U.S. Sen. Angus King of Maine said Sunday there is not yet enough evidence from special counsel Robert Mueller’s investigation into possible collusion between President Trump and the Russian government during his presidential campaign to justify starting an impeachment process.

King, appearing on the NBC News program “Meet the Press,” commented on court filings Friday by the Mueller team and federal prosecutors in New York that said Trump directed and coordinated with Micheal Cohen, his former personal lawyer, to violate campaign finance laws by arranging payments to two women to stay quiet about alleged affairs they had with Trump. The filings also provided new evidence of Russian efforts to create a political alliance with Trump.

King, an independent who caucuses with Democrats, said the investigation has yet to deliver the evidence that would prove collusion between Trump and the Russians. He said starting an impeachment inquiry without it would just send the message to Trump’s base that the Mueller investigation is politically motivated.

“We don’t want to create a precedent where the Congress of one party unseats a president of another party.
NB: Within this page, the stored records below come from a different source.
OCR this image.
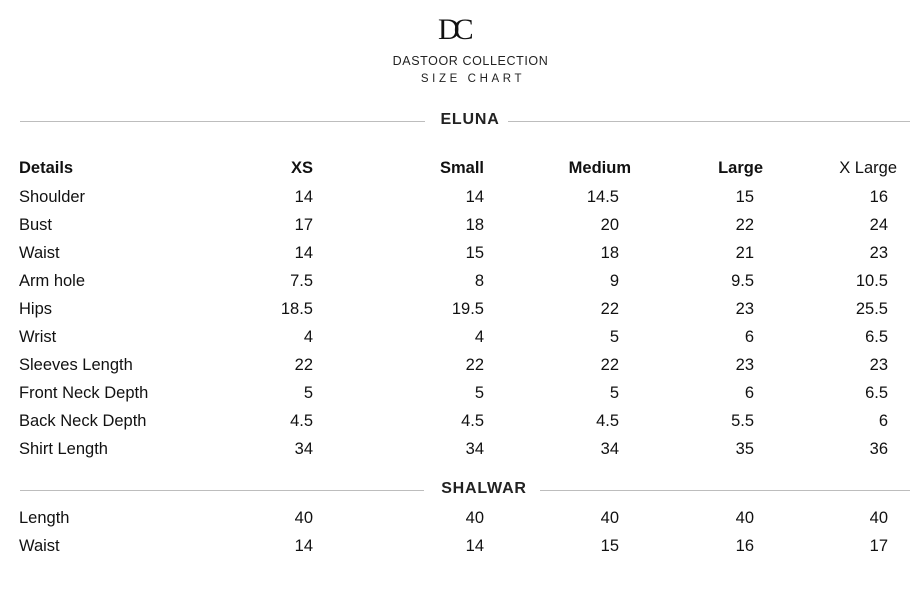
DC
DASTOOR COLLECTION
SIZE CHART
ELUNA
Details	XS	Small	Medium	Large	X Large
Shoulder	14	14	14.5	15	16
Bust	17	18	20	22	24
Waist	14	15	18	21	23
Arm hole	7.5	8	9	9.5	10.5
Hips	18.5	19.5	22	23	25.5
Wrist	4	4	5	6	6.5
Sleeves Length	22	22	22	23	23
Front Neck Depth	5	5	5	6	6.5
Back Neck Depth	4.5	4.5	4.5	5.5	6
Shirt Length	34	34	34	35	36
SHALWAR
Length	40	40	40	40	40
Waist	14	14	15	16	17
We become a kind of parliamentary system,” said King.

King, a member of the Senate Intelligence Committee, said court filings earlier last week regarding former national security adviser Michael Flynn were more significant than Friday’s filings because Mueller recommended no jail time for Flynn for lying to the FBI due to the extent of cooperation Flynn has provided to the special investigation.
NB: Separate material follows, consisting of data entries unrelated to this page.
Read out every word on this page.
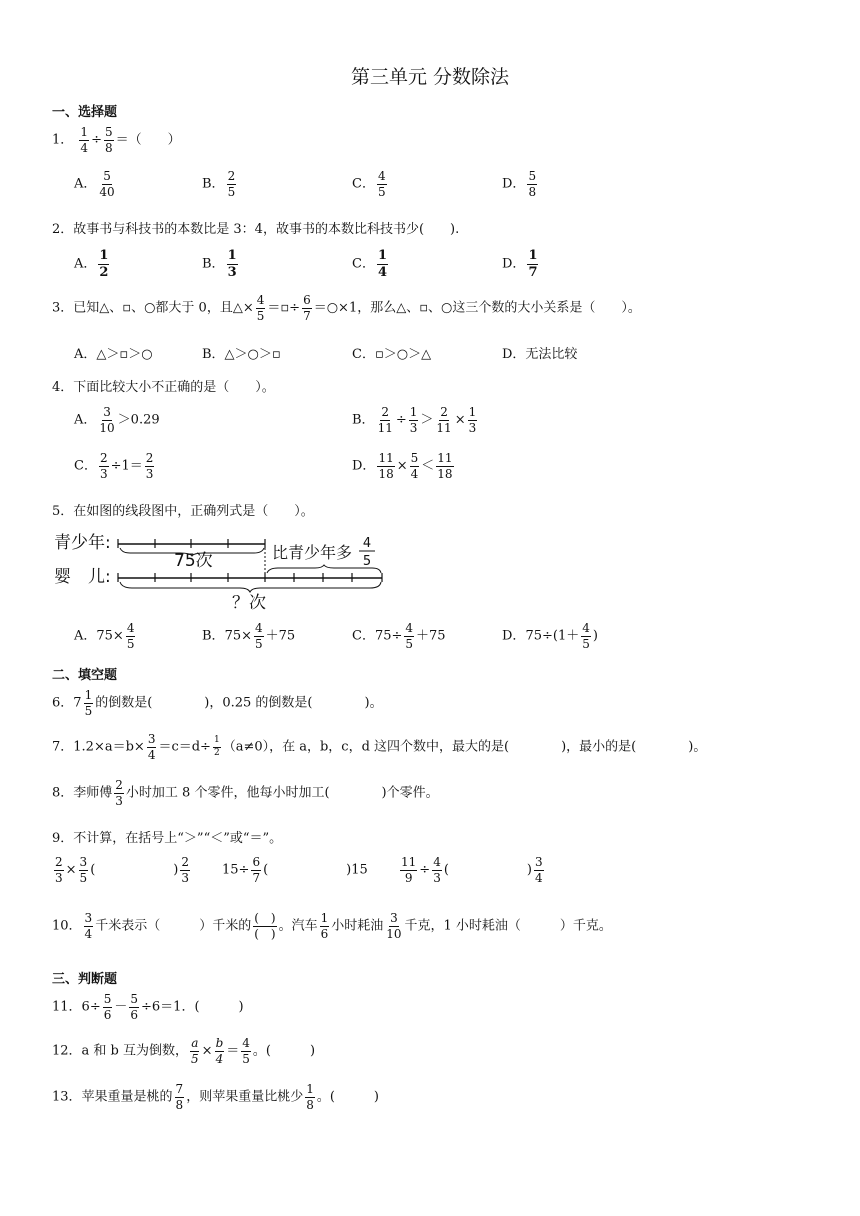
第三单元 分数除法
一、选择题
1． $\frac{1}{4} \div \frac{5}{8}$ ＝（　　）
A． $\frac{5}{40}$	B． $\frac{2}{5}$	C． $\frac{4}{5}$	D． $\frac{5}{8}$
2．故事书与科技书的本数比是 3：4，故事书的本数比科技书少(　　).
A． $\frac{1}{2}$	B． $\frac{1}{3}$	C． $\frac{1}{4}$	D． $\frac{1}{7}$
3．已知△、▫、○都大于 0，且△× $\frac{4}{5}$ ＝▫÷ $\frac{6}{7}$ ＝○×1，那么△、▫、○这三个数的大小关系是（　　）。
A．△＞▫＞○	B．△＞○＞▫	C．▫＞○＞△	D．无法比较
4．下面比较大小不正确的是（　　）。
A． $\frac{3}{10} >0.29$	B． $\frac{2}{11} \div \frac{1}{3} > \frac{2}{11} \times \frac{1}{3}$
C． $\frac{2}{3} \div 1= \frac{2}{3}$	D． $\frac{11}{18} \times \frac{5}{4} < \frac{11}{18}$
5．在如图的线段图中，正确列式是（　　）。
青少年:
婴　儿:
75次	比青少年多 4
5
？次
A．$75\times \frac{4}{5}$	B．$75\times \frac{4}{5} +75$	C．$75\div \frac{4}{5} +75$	D．$75\div(1+ \frac{4}{5}$ )
二、填空题
6．$7 \frac{1}{5}$ 的倒数是(　　　　)，0.25 的倒数是(　　　　)。
7．$1.2\times a=b\times \frac{3}{4} =c=d\div \frac{1}{2} (a\ne 0)$，在 a，b，c，d 这四个数中，最大的是(　　　　)，最小的是(　　　　)。
8．李师傅 $\frac{2}{3}$ 小时加工 8 个零件，他每小时加工(　　　　)个零件。
9．不计算，在括号上“＞”“＜”或“＝”。
$\frac{2}{3} \times \frac{3}{5}$ (　　　　　　) $\frac{2}{3} 15\div \frac{6}{7}$ (　　　　　　)15	$\frac{11}{9} \div \frac{4}{3}$ (　　　　　　) $\frac{3}{4}$
10． $\frac{3}{4}$ 千米表示（　　　）千米的 $\frac{( )}{( )}$ 。汽车 $\frac{1}{6}$ 小时耗油 $\frac{3}{10}$ 千克，1 小时耗油（　　　）千克。
三、判断题
11．$6\div \frac{5}{6} - \frac{5}{6} \div 6=1$．(　　　)
12．a 和 b 互为倒数， $\frac{a}{5} \times \frac{b}{4} = \frac{4}{5}$ 。(　　　)
13．苹果重量是桃的 $\frac{7}{8}$ ，则苹果重量比桃少 $\frac{1}{8}$ 。(　　　)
“That is the one that really raises the very difficult questions that go to the heart of the question of whether there were relationships between the Trump campaign and the Russian government,” King said.

King also said he is in a “wait-and-see mode” when it comes to confirmation of William P. Barr, Trump’s pick to become the next attorney general. Barr, who served as attorney general from 1991 to 1993 in the first Bush administration, has been critical of the Russia investigation. King said Barr would have to commit to protecting the integrity of the Mueller investigation to get his vote. King said the president himself should want the investigation to be completed. Anything less would leave a cloud over the Trump administration, he said.

“If he is as innocent as he says he is, he should want this to go to completion,” King said.